Только отбивая удар, парень понял, что, в отличие от Миро, что учил их драться на двуручниках, Мастер столь массивное оружие проигнорировал.

Разве что не понял – почему.

До той поры, пока не полыхнула магия.

Глава седьмая

Год 117 правления Каены Первой

Придворные дамы явились в назначенный день. Каена вдохнула тонкий аромат, сопровождавший их повсюду. Аромат их жизни. Удивительно, как остальные легко отказывались от него. Особенно в человеческом мире – они окутывали себя шлейфом духов, чтобы прикрыть вонь нечистот…

Но у эльфов не было такого. Они всё же выше человечества, у них другая кровь, у них не растут эти отвратительные бороды, и запах жизни они не прячут.

Не прятали.

Пока она не оказалась на троне.

Сегодня, впрочем, придворным дамам не подарить ей несколько мгновений в бесконечность. Каена брезговала женской силой, ей казалось, что от неё она сможет стать слабее. Сможет слишком уж много думать о том, о чём не должна. В женщинах не было принципов, равно как и в мужчинах, зато в них была гибкость настоящей кошки. Лучшей, чем Равенна, лучшей, чем те человеческие пушистые существа.

Коты – единственное хорошее, что вообще есть у людей.
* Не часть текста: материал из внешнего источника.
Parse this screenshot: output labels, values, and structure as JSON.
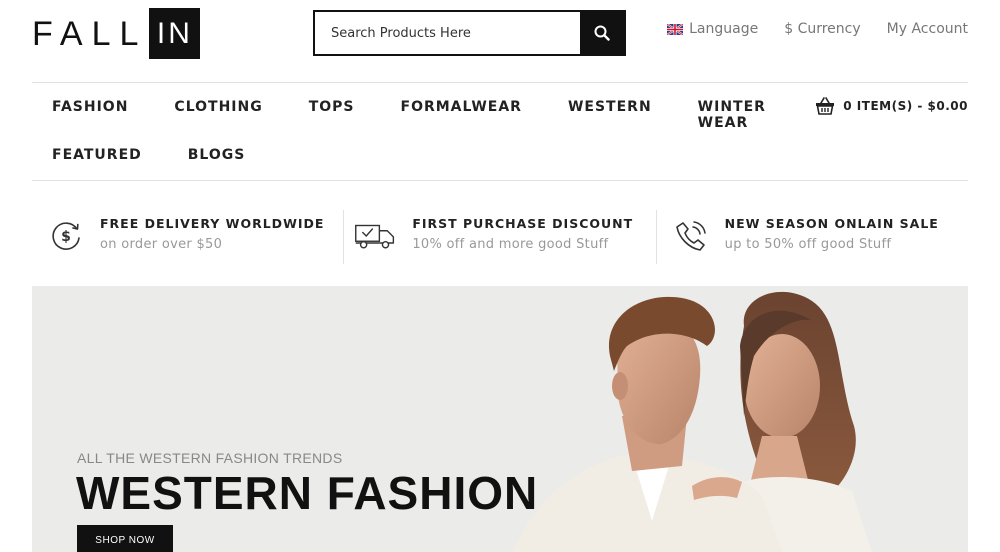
{
  "logo": {
    "part1": "FALL",
    "part2": "IN"
  },
  "search": {
    "placeholder": "Search Products Here"
  },
  "topnav": {
    "language": "Language",
    "currency": "$ Currency",
    "account": "My Account"
  },
  "menu": {
    "row1": [
      "FASHION",
      "CLOTHING",
      "TOPS",
      "FORMALWEAR",
      "WESTERN",
      "WINTER WEAR"
    ],
    "row2": [
      "FEATURED",
      "BLOGS"
    ]
  },
  "cart": {
    "label": "0 ITEM(S) - $0.00"
  },
  "features": [
    {
      "icon": "dollar-cycle-icon",
      "title": "FREE DELIVERY WORLDWIDE",
      "subtitle": "on order over $50"
    },
    {
      "icon": "delivery-truck-icon",
      "title": "FIRST PURCHASE DISCOUNT",
      "subtitle": "10% off and more good Stuff"
    },
    {
      "icon": "phone-call-icon",
      "title": "NEW SEASON ONLAIN SALE",
      "subtitle": "up to 50% off good Stuff"
    }
  ],
  "hero": {
    "subtitle": "ALL THE WESTERN FASHION TRENDS",
    "title": "WESTERN FASHION",
    "button": "SHOP NOW"
  },
  "colors": {
    "primary": "#111111",
    "muted": "#999999",
    "hero_bg": "#ebebe9"
  }
}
Но даже ради них Каена не была готова выйти за границы Златого Леса.

Сейчас, вероятно, уже и не смогла бы.

Она оторвала взгляд от книги, на страницы которой смотрела вот уж несколько часов, и недовольно фыркнула. Траурные цвета. Сегодня она открывает портал для Златой Охоты, сегодня она передаёт сигнал их границе, чтобы та в назначенный день и час открылась и пропустила одного эльфа, если такой найдётся.

Однажды Рэн уже умудрился пройти вторым. Но у него больше не удастся этот трюк, даже если очень захочется. Сколько тогда погибло сильных Охотников под влиянием его волшебства, чтобы выпустить Высшего на свободу? Он протаранил их силой насквозь границу, он переступил её так уверенно и так легко…
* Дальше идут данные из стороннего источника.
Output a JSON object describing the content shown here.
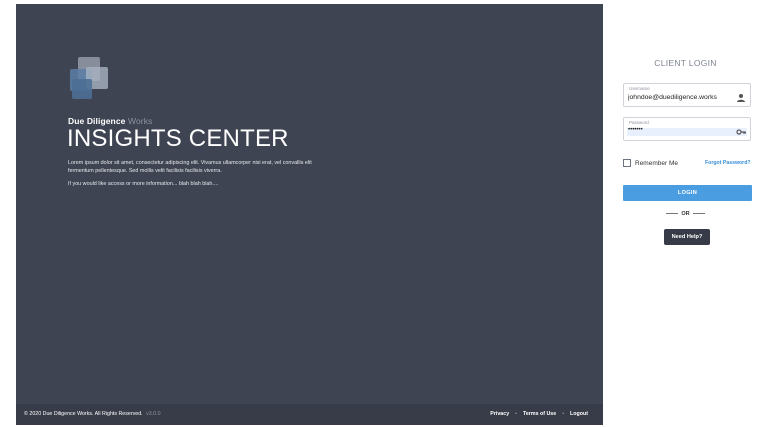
{
  "brand": {
    "name_bold": "Due Diligence",
    "name_light": "Works"
  },
  "hero": {
    "title": "INSIGHTS CENTER",
    "description": "Lorem ipsum dolor sit amet, consectetur adipiscing elit. Vivamus ullamcorper nisi erat, vel convallis elit fermentum pellentesque. Sed mollis velit facilisis facilisis viverra.",
    "access_text": "If you would like access or more information... blah blah blah...."
  },
  "footer": {
    "copyright": "© 2020 Due Diligence Works. All Rights Reserved.",
    "version": "v3.0.0",
    "links": {
      "privacy": "Privacy",
      "terms": "Terms of Use",
      "logout": "Logout"
    }
  },
  "login": {
    "title": "CLIENT LOGIN",
    "username_label": "Username",
    "username_value": "johndoe@duediligence.works",
    "password_label": "Password",
    "password_value": "•••••••",
    "remember_label": "Remember Me",
    "forgot_label": "Forgot Password?",
    "login_button": "LOGIN",
    "or_text": "OR",
    "help_button": "Need Help?"
  },
  "icons": {
    "user": "user-icon",
    "key": "key-icon",
    "logo": "logo-icon"
  },
  "colors": {
    "panel": "#3f4452",
    "accent": "#4a9de0",
    "dark_button": "#363b47"
  }
}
Он сможет. Он умеет делать это тайно и тихо. Но не во время Охоты. Не сейчас. Каена много раз отпускала его, и ещё чаще он уходил сам, но на сей раз ничего не получится. Она твёрдо решила – не отпустит. Не позволит переступить ту черту, через которую ему до такой степени сильно хотелось бы нынче перебраться.
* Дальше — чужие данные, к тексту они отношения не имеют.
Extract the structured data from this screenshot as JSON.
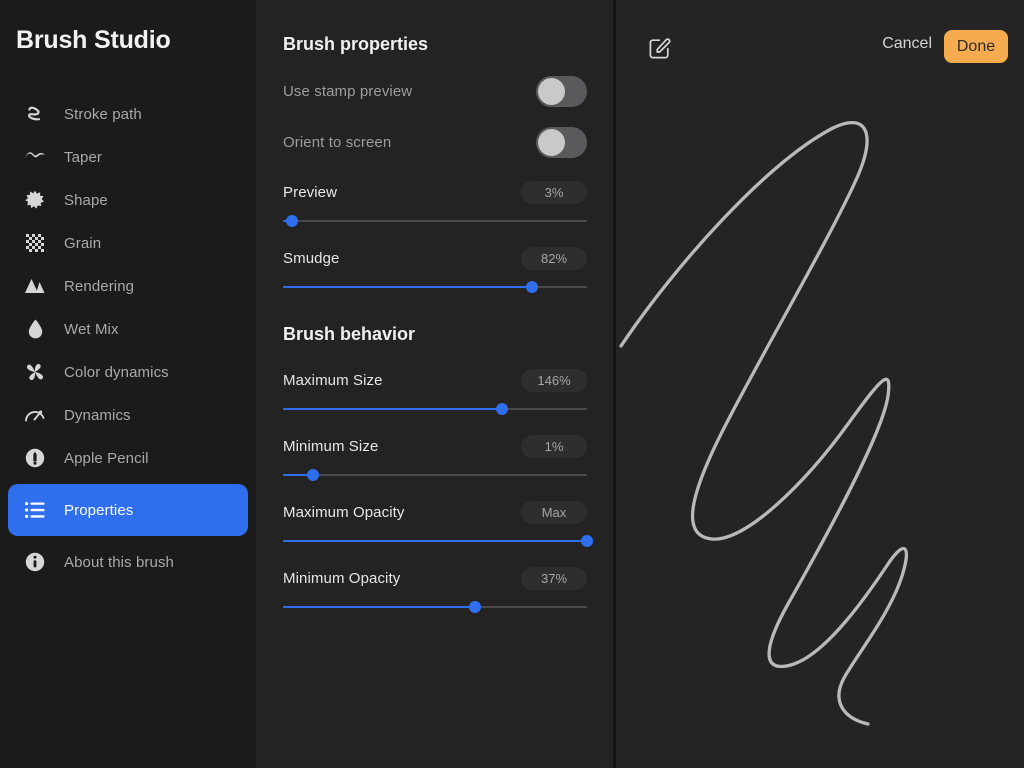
{
  "sidebar": {
    "title": "Brush Studio",
    "items": [
      {
        "label": "Stroke path",
        "icon": "stroke-path-icon",
        "selected": false
      },
      {
        "label": "Taper",
        "icon": "taper-wave-icon",
        "selected": false
      },
      {
        "label": "Shape",
        "icon": "shape-burst-icon",
        "selected": false
      },
      {
        "label": "Grain",
        "icon": "grain-checker-icon",
        "selected": false
      },
      {
        "label": "Rendering",
        "icon": "rendering-icon",
        "selected": false
      },
      {
        "label": "Wet Mix",
        "icon": "droplet-icon",
        "selected": false
      },
      {
        "label": "Color dynamics",
        "icon": "pinwheel-icon",
        "selected": false
      },
      {
        "label": "Dynamics",
        "icon": "speedometer-icon",
        "selected": false
      },
      {
        "label": "Apple Pencil",
        "icon": "pencil-circle-icon",
        "selected": false
      },
      {
        "label": "Properties",
        "icon": "list-lines-icon",
        "selected": true
      },
      {
        "label": "About this brush",
        "icon": "info-circle-icon",
        "selected": false
      }
    ]
  },
  "properties_panel": {
    "sections": [
      {
        "title": "Brush properties",
        "rows": [
          {
            "label": "Use stamp preview",
            "type": "toggle",
            "value": "off"
          },
          {
            "label": "Orient to screen",
            "type": "toggle",
            "value": "off"
          },
          {
            "label": "Preview",
            "type": "slider",
            "value": "3%",
            "percent": 3
          },
          {
            "label": "Smudge",
            "type": "slider",
            "value": "82%",
            "percent": 82
          }
        ]
      },
      {
        "title": "Brush behavior",
        "rows": [
          {
            "label": "Maximum Size",
            "type": "slider",
            "value": "146%",
            "percent": 72
          },
          {
            "label": "Minimum Size",
            "type": "slider",
            "value": "1%",
            "percent": 10
          },
          {
            "label": "Maximum Opacity",
            "type": "slider",
            "value": "Max",
            "percent": 100
          },
          {
            "label": "Minimum Opacity",
            "type": "slider",
            "value": "37%",
            "percent": 63
          }
        ]
      }
    ]
  },
  "preview_panel": {
    "compose_icon": "compose-square-pencil-icon",
    "cancel_label": "Cancel",
    "done_label": "Done",
    "stroke_description": "brush stroke preview scribble"
  },
  "colors": {
    "accent_blue": "#2f6fee",
    "done_amber": "#f5ab4e",
    "sidebar_bg": "#1b1b1b",
    "panel_bg": "#232323",
    "preview_bg": "#242424",
    "stroke_color": "#c9c9c9"
  }
}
Она тяжело вздохнула воздух и улыбнулась своей пустоте. А после посмотрела на девушек, почувствовала, как сильно бились их сердца. Когда-то давно она была чем-то похожим, только магия в ней всё-таки теплилась.

Их было двое. Она помнила Шэрру только потому, что это было имя покойной жены Роларэна. Вторая оставалась незнакомой.

Безымянной.

В её перечне имён было много и женских тоже. Только они все умирали иначе. Мужчины, в которых она пыталась увидеть тень Рэна, все как один, выстраивались в отдельный список. Она скользила по нему взглядом тогда, когда пыталась испытать некоторое удовлетворение, вдохнуть запах их крови, вытащить его из воспоминаний.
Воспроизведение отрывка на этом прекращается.